Germany’s tough stance on bailouts for debt-swamped European countries has plunged weaker states like Ireland and Portugal deeper into turmoil, raising the threat of a return to national currencies for the very weakest economies.
Europe’s debt crisis has spread in several directions, with Greece warning that Germany’s proposals are driving the have-not economies toward bankruptcy, pressure mounting on Ireland to accept aid it insists it does not need, and Portugal’s Foreign Affairs Minister warning the country could have to quit the euro zone.
Since last spring, when the debt crisis walloped the bond markets and pushed down the value of the euro, various economists have suggested it's only a matter of time before Greece and possibly other weak “peripheral” countries ditch the common currency and embrace their old money, which could be devalued.
A devalued currency is traditionally the quick route to making an economy more competitive. Devaluations, for example, can substantially boost exports. In the absence of devaluation, countries on the brink of financial collapse have to launch severe austerity programs, which can sloweconomic growth and trigger social unrest.
Greece’s Prime Minister George Papandreou, speaking in Paris at a meeting of the Socialist International group, said Germany’s plan to force private bond investors to share the cost of sovereign bailouts with taxpayers was responsible for creating “a spiral of higher interest rates for countries that seemed to be in a difficult position, such as Ireland and Portugal … It could force economies toward bankruptcy.”
The German effort, promoted by Chancellor Angela Merkel, last week sent bond yields soaring in peripheral euro zone countries, notably Ireland, as short sellers hammered bond prices on the expectation that bondholders would face “haircuts” – potentially severe losses on their bond principal – in any sovereign debt restructuring.
The rising bond yields triggered a fresh debt crisis, six months after Greece accepted a €110-billion ($150-billion) bailout from the European Union and the International Monetary Fund. On Monday, Portuguese Finance Minister Fernando Teixeira dos Santos said Portugal might have to seek a bailout package if only to prevent other euro zone countries from getting infected.
“The risk is high because we are not facing only a national or country problem,” he told the Financial Times. “It is the problems of Greece, Portugal and Ireland … This has to do with the euro zone and the stability of the euro zone, and that is why contagion in this framework is more likely.”
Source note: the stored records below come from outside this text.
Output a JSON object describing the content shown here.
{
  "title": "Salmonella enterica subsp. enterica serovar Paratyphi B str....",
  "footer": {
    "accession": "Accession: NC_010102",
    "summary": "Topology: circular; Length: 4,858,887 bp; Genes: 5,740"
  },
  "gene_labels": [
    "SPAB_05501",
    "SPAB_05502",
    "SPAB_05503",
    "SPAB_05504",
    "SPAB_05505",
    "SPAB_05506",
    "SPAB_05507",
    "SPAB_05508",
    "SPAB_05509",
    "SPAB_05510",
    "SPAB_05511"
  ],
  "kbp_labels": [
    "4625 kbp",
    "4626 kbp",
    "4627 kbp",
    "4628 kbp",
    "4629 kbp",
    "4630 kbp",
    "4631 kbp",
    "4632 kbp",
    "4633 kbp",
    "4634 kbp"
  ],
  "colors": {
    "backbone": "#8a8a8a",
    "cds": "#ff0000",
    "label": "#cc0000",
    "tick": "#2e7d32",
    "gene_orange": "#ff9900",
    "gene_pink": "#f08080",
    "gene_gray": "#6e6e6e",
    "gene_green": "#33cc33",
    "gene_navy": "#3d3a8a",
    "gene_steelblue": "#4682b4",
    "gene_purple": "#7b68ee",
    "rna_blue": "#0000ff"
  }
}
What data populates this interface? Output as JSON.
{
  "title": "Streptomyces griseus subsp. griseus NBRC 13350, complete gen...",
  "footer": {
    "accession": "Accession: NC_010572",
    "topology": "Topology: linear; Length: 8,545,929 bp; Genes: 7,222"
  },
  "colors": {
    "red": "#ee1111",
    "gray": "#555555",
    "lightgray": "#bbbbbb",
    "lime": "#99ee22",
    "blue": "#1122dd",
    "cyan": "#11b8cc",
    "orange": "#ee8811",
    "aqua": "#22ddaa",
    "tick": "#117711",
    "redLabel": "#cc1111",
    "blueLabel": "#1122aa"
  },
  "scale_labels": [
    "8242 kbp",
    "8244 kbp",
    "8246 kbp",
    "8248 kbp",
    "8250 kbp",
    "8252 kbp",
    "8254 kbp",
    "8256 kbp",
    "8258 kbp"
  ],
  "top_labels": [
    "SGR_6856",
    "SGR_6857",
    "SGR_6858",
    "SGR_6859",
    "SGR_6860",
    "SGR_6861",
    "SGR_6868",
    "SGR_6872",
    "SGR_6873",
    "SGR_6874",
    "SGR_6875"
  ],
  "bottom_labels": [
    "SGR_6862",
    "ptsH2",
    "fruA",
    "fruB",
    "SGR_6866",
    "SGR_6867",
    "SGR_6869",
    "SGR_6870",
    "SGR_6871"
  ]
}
The economic outlook for Portugal is so bleak that Foreign Affairs Minister Luis Amado said his country “faces a scenario of exit from the euro zone” – the 16 EU countries that share the euro – if it doesn’t get its financial house in order.
“There has to be an effort by all political groups, by the institutions, to understand the gravity of the situation we’re facing,” he said in an interview published Saturday in the Portuguese weekly Expresso.
Portugal has emerged at the front line of the debt crisis even though its economy is expected to grow by 1.6 per cent this year, according to Deutsche Bank forecasts, and its budget deficit, at 7.5 per cent, is far less than Ireland’s and Greece’s. Still, Portugal has severe economic challenges, including an anemic growth rate, banks that depend on the European Central Bank for funding and a low private savings rate, meaning the country will struggle to fund itself over the long run.
In an interview, Jose Manuel Amor, a partner and strategist at AFI, a Madrid finance and economics consultancy, said Portugal is “likely” to seek assistance from the €440-billion European Financial Stability Facility (EFSF), which was set up by euro zone countries shortly after the Greek rescue to bail out other distressed countries.